Thanks to Katrina...
Well, not thanks to the hurricane but to the outcome of that terrible day.
I was going to post this in the "Animals in the News" thread, but I thought others might like to post other things about Katrina here.
We were evacuated here during the 1997 floods mentioned below, but that was before we could return from a long weekend trip to visit my folks. Left behind were my kitty, my dog Red, and a rabbit. They wouldn't let us return to check on them, even though our home was not in imminent danger. If we had been home at the time of the evacuations, I know I wouldn't have left my animals behind.
We were allowed to return about a week later. Thankfully, all animals had a nice layer of fat that kept them going until I could fill their bowls with copious amounts of num-nums. :)
Assembly Passes Bill Requiring Disaster Preps Include Animal Care
Headed to the governor's desk is a bill that would require household pets, livestock, horses, and service animals be included in disaster preparation plans.
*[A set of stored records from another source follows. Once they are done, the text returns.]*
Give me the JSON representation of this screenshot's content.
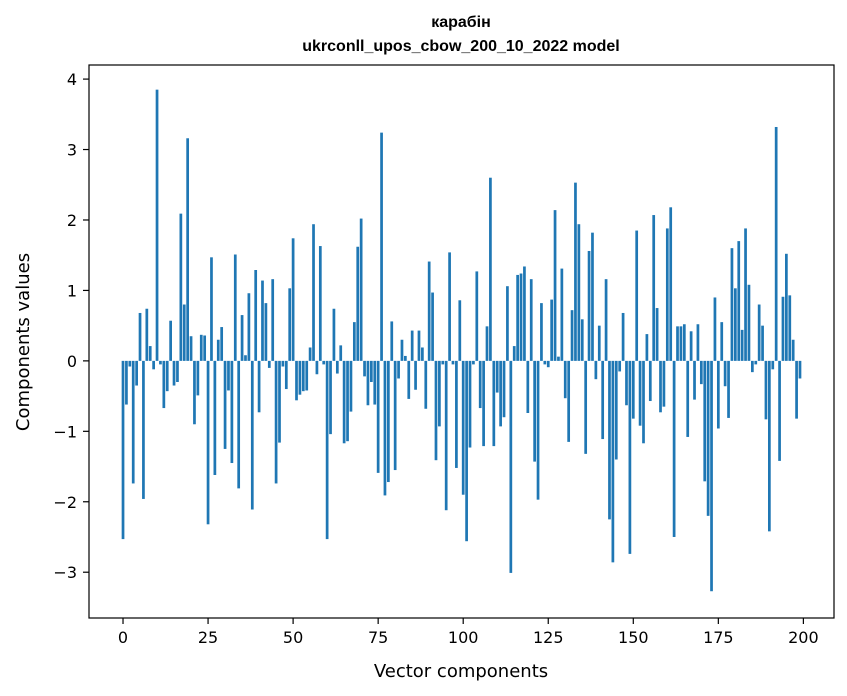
{
  "chart_data": {
    "type": "bar",
    "title": "карабін",
    "subtitle": "ukrconll_upos_cbow_200_10_2022 model",
    "xlabel": "Vector components",
    "ylabel": "Components values",
    "xlim": [
      -10,
      209
    ],
    "ylim": [
      -3.65,
      4.2
    ],
    "xticks": [
      0,
      25,
      50,
      75,
      100,
      125,
      150,
      175,
      200
    ],
    "yticks": [
      -3,
      -2,
      -1,
      0,
      1,
      2,
      3,
      4
    ],
    "grid": false,
    "bar_color": "#1f77b4",
    "x": [
      0,
      1,
      2,
      3,
      4,
      5,
      6,
      7,
      8,
      9,
      10,
      11,
      12,
      13,
      14,
      15,
      16,
      17,
      18,
      19,
      20,
      21,
      22,
      23,
      24,
      25,
      26,
      27,
      28,
      29,
      30,
      31,
      32,
      33,
      34,
      35,
      36,
      37,
      38,
      39,
      40,
      41,
      42,
      43,
      44,
      45,
      46,
      47,
      48,
      49,
      50,
      51,
      52,
      53,
      54,
      55,
      56,
      57,
      58,
      59,
      60,
      61,
      62,
      63,
      64,
      65,
      66,
      67,
      68,
      69,
      70,
      71,
      72,
      73,
      74,
      75,
      76,
      77,
      78,
      79,
      80,
      81,
      82,
      83,
      84,
      85,
      86,
      87,
      88,
      89,
      90,
      91,
      92,
      93,
      94,
      95,
      96,
      97,
      98,
      99,
      100,
      101,
      102,
      103,
      104,
      105,
      106,
      107,
      108,
      109,
      110,
      111,
      112,
      113,
      114,
      115,
      116,
      117,
      118,
      119,
      120,
      121,
      122,
      123,
      124,
      125,
      126,
      127,
      128,
      129,
      130,
      131,
      132,
      133,
      134,
      135,
      136,
      137,
      138,
      139,
      140,
      141,
      142,
      143,
      144,
      145,
      146,
      147,
      148,
      149,
      150,
      151,
      152,
      153,
      154,
      155,
      156,
      157,
      158,
      159,
      160,
      161,
      162,
      163,
      164,
      165,
      166,
      167,
      168,
      169,
      170,
      171,
      172,
      173,
      174,
      175,
      176,
      177,
      178,
      179,
      180,
      181,
      182,
      183,
      184,
      185,
      186,
      187,
      188,
      189,
      190,
      191,
      192,
      193,
      194,
      195,
      196,
      197,
      198,
      199
    ],
    "values": [
      -2.53,
      -0.62,
      -0.08,
      -1.74,
      -0.35,
      0.68,
      -1.96,
      0.74,
      0.21,
      -0.12,
      3.85,
      -0.05,
      -0.67,
      -0.43,
      0.57,
      -0.35,
      -0.3,
      2.09,
      0.8,
      3.16,
      0.35,
      -0.9,
      -0.49,
      0.37,
      0.36,
      -2.32,
      1.47,
      -1.62,
      0.3,
      0.48,
      -1.25,
      -0.42,
      -1.45,
      1.51,
      -1.81,
      0.65,
      0.08,
      0.96,
      -2.11,
      1.29,
      -0.73,
      1.14,
      0.82,
      -0.1,
      1.16,
      -1.74,
      -1.16,
      -0.08,
      -0.4,
      1.03,
      1.74,
      -0.56,
      -0.48,
      -0.43,
      -0.42,
      0.19,
      1.94,
      -0.19,
      1.63,
      -0.05,
      -2.53,
      -1.04,
      0.74,
      -0.18,
      0.22,
      -1.17,
      -1.14,
      -0.72,
      0.55,
      1.62,
      2.02,
      -0.22,
      -0.63,
      -0.3,
      -0.62,
      -1.59,
      3.24,
      -1.91,
      -1.72,
      0.56,
      -1.55,
      -0.25,
      0.3,
      0.07,
      -0.54,
      0.43,
      -0.41,
      0.43,
      0.19,
      -0.68,
      1.41,
      0.97,
      -1.41,
      -0.93,
      -0.05,
      -2.12,
      1.54,
      -0.05,
      -1.52,
      0.86,
      -1.9,
      -2.56,
      -1.23,
      -0.05,
      1.27,
      -0.67,
      -1.21,
      0.49,
      2.6,
      -1.21,
      -0.45,
      -0.93,
      -0.8,
      1.06,
      -3.01,
      0.21,
      1.22,
      1.24,
      1.34,
      -0.74,
      1.16,
      -1.43,
      -1.97,
      0.82,
      -0.05,
      -0.09,
      0.87,
      2.14,
      0.06,
      1.31,
      -0.53,
      -1.15,
      0.72,
      2.53,
      1.94,
      0.59,
      -1.32,
      1.56,
      1.82,
      -0.26,
      0.5,
      -1.11,
      1.16,
      -2.25,
      -2.86,
      -1.4,
      -0.15,
      0.68,
      -0.63,
      -2.74,
      -0.82,
      1.85,
      -0.92,
      -1.17,
      0.38,
      -0.57,
      2.07,
      0.75,
      -0.73,
      -0.65,
      1.88,
      2.18,
      -2.5,
      0.49,
      0.49,
      0.52,
      -1.08,
      0.42,
      -0.55,
      0.52,
      -0.33,
      -1.71,
      -2.2,
      -3.27,
      0.9,
      -0.96,
      0.55,
      -0.36,
      -0.81,
      1.6,
      1.03,
      1.7,
      0.44,
      1.88,
      1.08,
      -0.16,
      -0.05,
      0.8,
      0.5,
      -0.83,
      -2.42,
      -0.12,
      3.32,
      -1.42,
      0.91,
      1.52,
      0.93,
      0.3,
      -0.82,
      -0.25
    ]
  }
}
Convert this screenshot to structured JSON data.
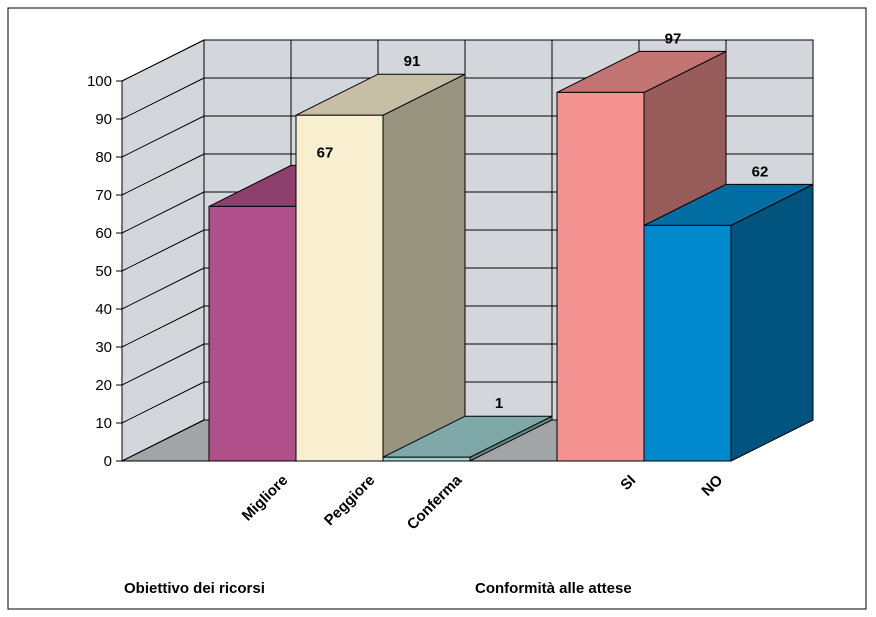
{
  "chart_data": {
    "type": "bar",
    "style": "3d",
    "ylim": [
      0,
      100
    ],
    "yticks": [
      0,
      10,
      20,
      30,
      40,
      50,
      60,
      70,
      80,
      90,
      100
    ],
    "grid": true,
    "groups": [
      "Obiettivo dei ricorsi",
      "Conformità alle attese"
    ],
    "bars": [
      {
        "label": "Migliore",
        "value": 67,
        "group": "Obiettivo dei ricorsi",
        "color": "#B0508A"
      },
      {
        "label": "Peggiore",
        "value": 91,
        "group": "Obiettivo dei ricorsi",
        "color": "#F7EFCF"
      },
      {
        "label": "Conferma",
        "value": 1,
        "group": "Obiettivo dei ricorsi",
        "color": "#9FD3D3"
      },
      {
        "label": "SI",
        "value": 97,
        "group": "Conformità alle attese",
        "color": "#F39290"
      },
      {
        "label": "NO",
        "value": 62,
        "group": "Conformità alle attese",
        "color": "#0088CC"
      }
    ],
    "colors": {
      "wall": "#D3D7DB",
      "floor": "#A2A5A6",
      "grid": "#000000"
    }
  }
}
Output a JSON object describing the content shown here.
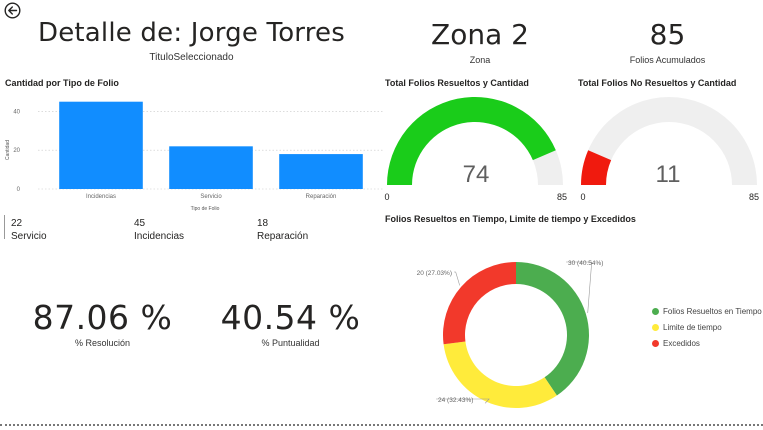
{
  "header": {
    "title": "Detalle de: Jorge Torres",
    "subtitle": "TituloSeleccionado"
  },
  "cards": {
    "zona": {
      "value": "Zona 2",
      "label": "Zona"
    },
    "folios": {
      "value": "85",
      "label": "Folios Acumulados"
    }
  },
  "bar_section": {
    "title": "Cantidad por Tipo de Folio",
    "ylabel": "Cantidad",
    "xlabel": "Tipo de Folio",
    "ticks": [
      "40",
      "20",
      "0"
    ],
    "colors": {
      "bar": "#118dff"
    }
  },
  "mini_stats": [
    {
      "value": "22",
      "label": "Servicio"
    },
    {
      "value": "45",
      "label": "Incidencias"
    },
    {
      "value": "18",
      "label": "Reparación"
    }
  ],
  "kpis": {
    "resolucion": {
      "value": "87.06 %",
      "label": "% Resolución"
    },
    "puntualidad": {
      "value": "40.54 %",
      "label": "% Puntualidad"
    }
  },
  "gauges": {
    "resueltos": {
      "title": "Total Folios Resueltos y Cantidad",
      "value": "74",
      "min": "0",
      "max": "85",
      "fraction": 0.8706,
      "color": "#1acc1a"
    },
    "no_resueltos": {
      "title": "Total Folios No Resueltos y Cantidad",
      "value": "11",
      "min": "0",
      "max": "85",
      "fraction": 0.1294,
      "color": "#f01a0e"
    },
    "track_color": "#efefef"
  },
  "donut": {
    "title": "Folios Resueltos en Tiempo, Limite de tiempo y Excedidos"
  },
  "chart_data": [
    {
      "type": "bar",
      "categories": [
        "Incidencias",
        "Servicio",
        "Reparación"
      ],
      "values": [
        45,
        22,
        18
      ],
      "title": "Cantidad por Tipo de Folio",
      "xlabel": "Tipo de Folio",
      "ylabel": "Cantidad",
      "ylim": [
        0,
        50
      ],
      "grid": true
    },
    {
      "type": "pie",
      "categories": [
        "Folios Resueltos en Tiempo",
        "Limite de tiempo",
        "Excedidos"
      ],
      "values": [
        30,
        24,
        20
      ],
      "labels": [
        "30 (40.54%)",
        "24 (32.43%)",
        "20 (27.03%)"
      ],
      "colors": [
        "#4cad4f",
        "#ffeb3b",
        "#f2392b"
      ],
      "legend": "right"
    }
  ]
}
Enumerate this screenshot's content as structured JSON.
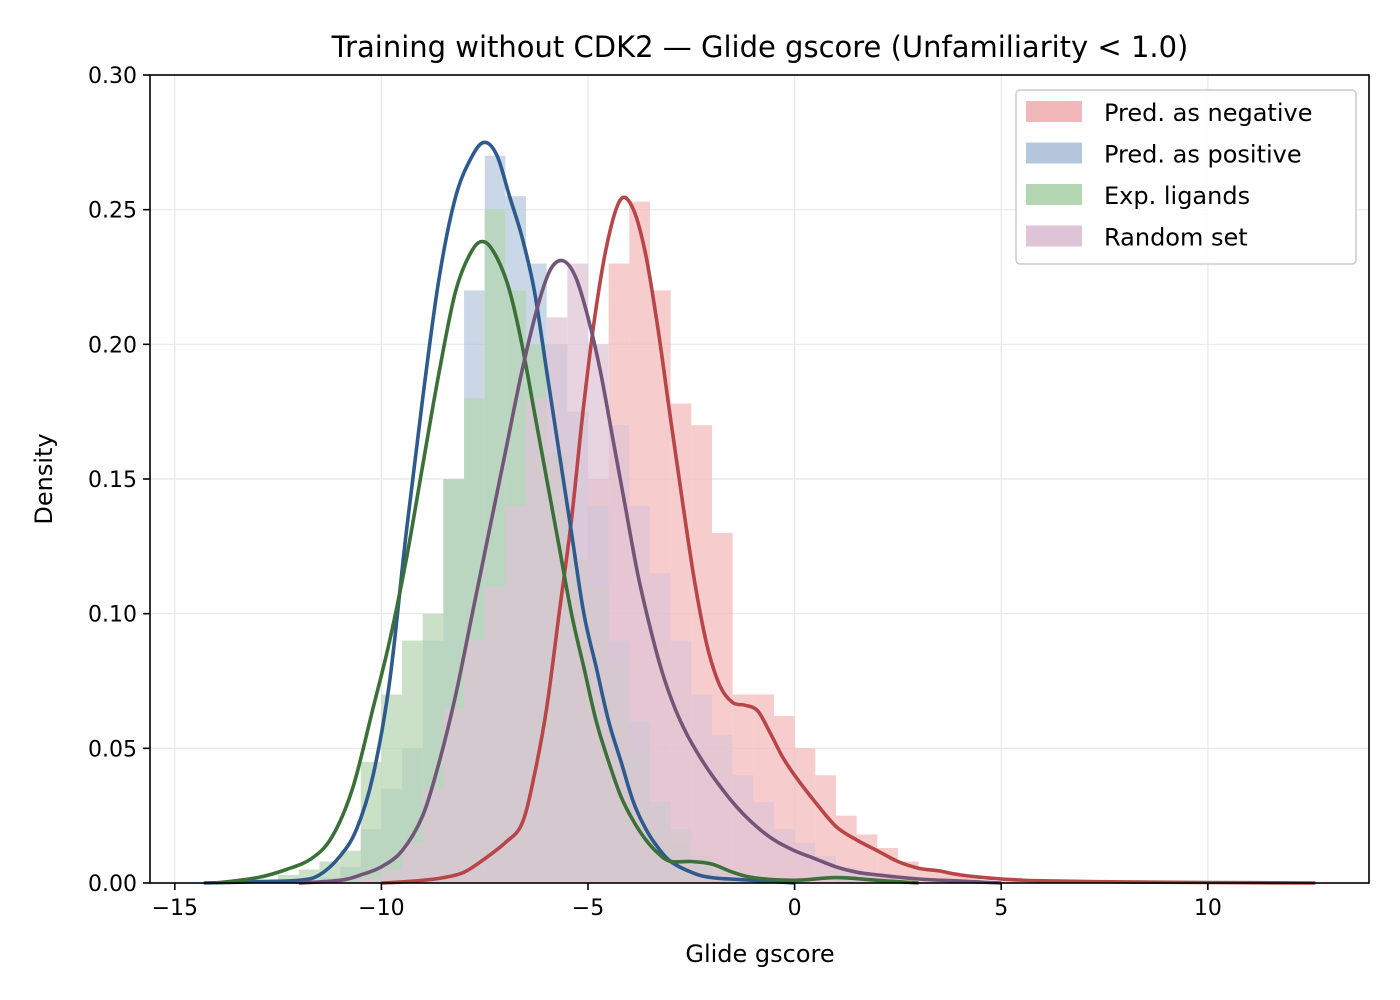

Assembly Bill 450, sponsored by Assem. Leland Yee, D-San Francisco, was approved 61-1 by the Assembly today. It would require the Office of Emergency Services, the Department of Agriculture, and other agencies involved with disaster response planning to develop a Memorandum of Understanding plan that addresses the needs of animals after a major disaster or emergency.
"We only need to remember the images in Louisiana and Mississippi of people stranded on roofs with their pets, and farmers left without their livelihood, to realize we need to consider animals in disaster preparedness," said Yee in a prepared statement. "I urge the governor to sign this bill into law."
More than 235,000 animals were estimated to have been killed in Hurricanes Katrina and Rita. There are anecdotal accounts of Gulf Coast residents refusing to leave because there were no provisions for their animals.
In 1997, Yuba County implemented a mandatory evacuation order after a levee failed, resulting in major floods. A study undertaken after the event showed that nearly 21 percent of households with pets did not evacuate and more than 80 percent of those who re-entered the evacuated area without authorization did so attempting to rescue their pets and/or livestock.